Lunch continues the odd blend of eras, as David gets his much craved pie for dessert from what looks like an automat, which stopped being used anywhere years, if not decades, ago. Amy randomly takes his pie away, and tells Syd she can’t give hers to him, either. Things shift into super-surreal mode when Syd tries to eat her pie. First she sees bugs in it, and swats it to the floor. Then, music swells as Lennie’s smirking face is in the pie. And then there’s a dance number (the second one of the series) featuring a not quite as dressed Lennie dancing through what look like flashes of David’s memories. She ends up watching Syd sleep and blowing her a kiss.

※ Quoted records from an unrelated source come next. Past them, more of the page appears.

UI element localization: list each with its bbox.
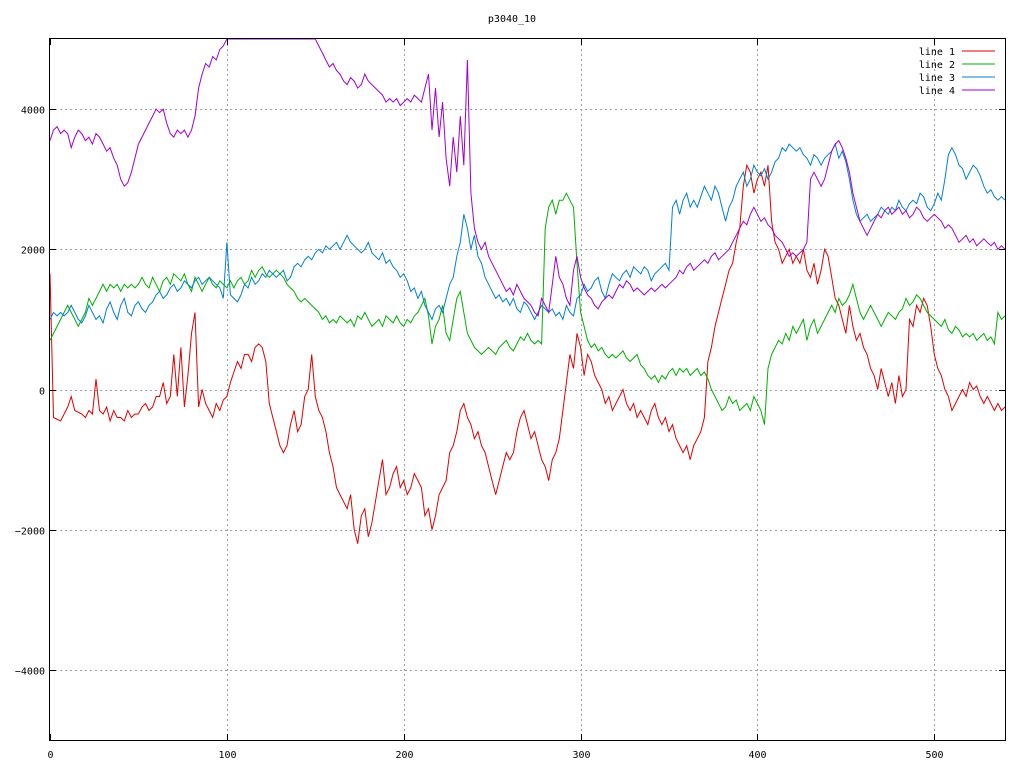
- legend: line 1 line 2 line 3 line 4: [919, 47, 995, 97]
- series-group: [50, 39, 1005, 544]
- series-line-1: [50, 163, 1005, 544]
- x-tick-label: 0: [47, 750, 53, 761]
- legend-label: line 4: [919, 86, 955, 97]
- y-tick-label: 2000: [21, 246, 45, 257]
- y-tick-label: 0: [39, 387, 45, 398]
- x-tick-label: 100: [218, 750, 236, 761]
- series-line-3: [50, 142, 1005, 325]
- legend-label: line 3: [919, 73, 955, 84]
- y-tick-label: −4000: [15, 667, 45, 678]
- x-tick-label: 300: [572, 750, 590, 761]
- axis-ticks: 0 100 200 300 400 500 −4000 −2000 0 2000 4000: [15, 39, 1005, 761]
- y-tick-label: −2000: [15, 527, 45, 538]
- x-tick-label: 500: [925, 750, 943, 761]
- series-line-2: [50, 192, 1005, 425]
- series-line-4: [50, 39, 1005, 317]
- legend-label: line 1: [919, 47, 955, 58]
- grid: [50, 39, 1005, 740]
- y-tick-label: 4000: [21, 106, 45, 117]
- legend-label: line 2: [919, 60, 955, 71]
- plot-frame: [49, 38, 1006, 741]
- x-tick-label: 400: [748, 750, 766, 761]
- chart-title: p3040_10: [488, 14, 536, 25]
- x-tick-label: 200: [395, 750, 413, 761]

Syd’s sleep is interrupted when David sneaks in, snuggling with her while they keep a pillow between them, also a we’ve seen before. Syd even comments that she’s having a slightly different version of deja vu. They debate whether or not this is a good place for them to stay
Things continue to be weird as Cary and Kerry play checkers while chanting drug names at each other, and Syd asks about the disappearing door. Cary offers various theories, none of which are terribly helpful. Both Cary and Syd talk about dreams that reflect things we’ve seen back in the “real” world, if any of this show is real. I think that’s open to debate at this point. Cary and Kerry walk back to their rooms, being stalked by Walter. After lying down, Cary gets visited by our friendly neighborhood deep sea diver. As that visitation continues, Cary is shifting more towards his “real” self, both wearing his suit and with the facial bruising he had before this side trip started.
Syd and David are enjoying some quiet together time, with him painting and her reading. She wonders if the hospital is real, which leads to them realizing they have very different versions of why Syd’s in the hospital in the first place. Sloppy memory editing, there. Syd leaves, has an odd (although that’s redundant by now) walk down the hall and then runs into Lennie, who puts her to bed in unique fashion.
Things are not smooth for everyone else, either. Ptonomy keeps flashing back to his mother’s death. Kerry starts awake, goes next door, can’t find Cary, and then flees from Walter, who keeps following her. David is wandering the halls, and finds Syd’s mystery door. He’s about to investigate when Amy pops up again and drives him off with some very cruel comments.
Melanie gets a visitation from the diver as well, and follows him down strange back hallways that eventually lead her to the scene of David and Syd about to be gunned down in the pre-hospital reality. Melanie tries to change some things there, and then gets stunned by some large eyes suddenly appearing in the wall.
David ends up in Lennie’s office and has a disjointed conversation with her. First she dismissed his concerns about Syd, and then she waxes philosophical. Lennie fixes on power as being the only thing that matters, and that Walter understands this. They cut to Walter continuing to chase Kerry through the halls, and then Lennie starts getting nasty with David. It ends with David spinning away in darkness, trapped in a frame, looking a lot like the Phantom Zone effect from Superman II. The show ends with Syd being visited by the diver, and we see things have changed with him.
What I liked: They did a great job of blending the two realities. The echoes of each other were nicely done. I may be making something out of just some random line, but I’m really interested in David’s line about not liking dogs. I think I know what happened with the diver change-up, and, if I’m right, it was really clever.
What I didn’t: I get this is a different kind of a show, but they almost seem to be trying a bit too hard to be weird, like with Lennie’s dance number. They are running out of episodes and don’t seem close to resolving much or concluding much of their story.
I’ll give this one a 3 out of 5. It was interesting viewing, in a few senses of the word.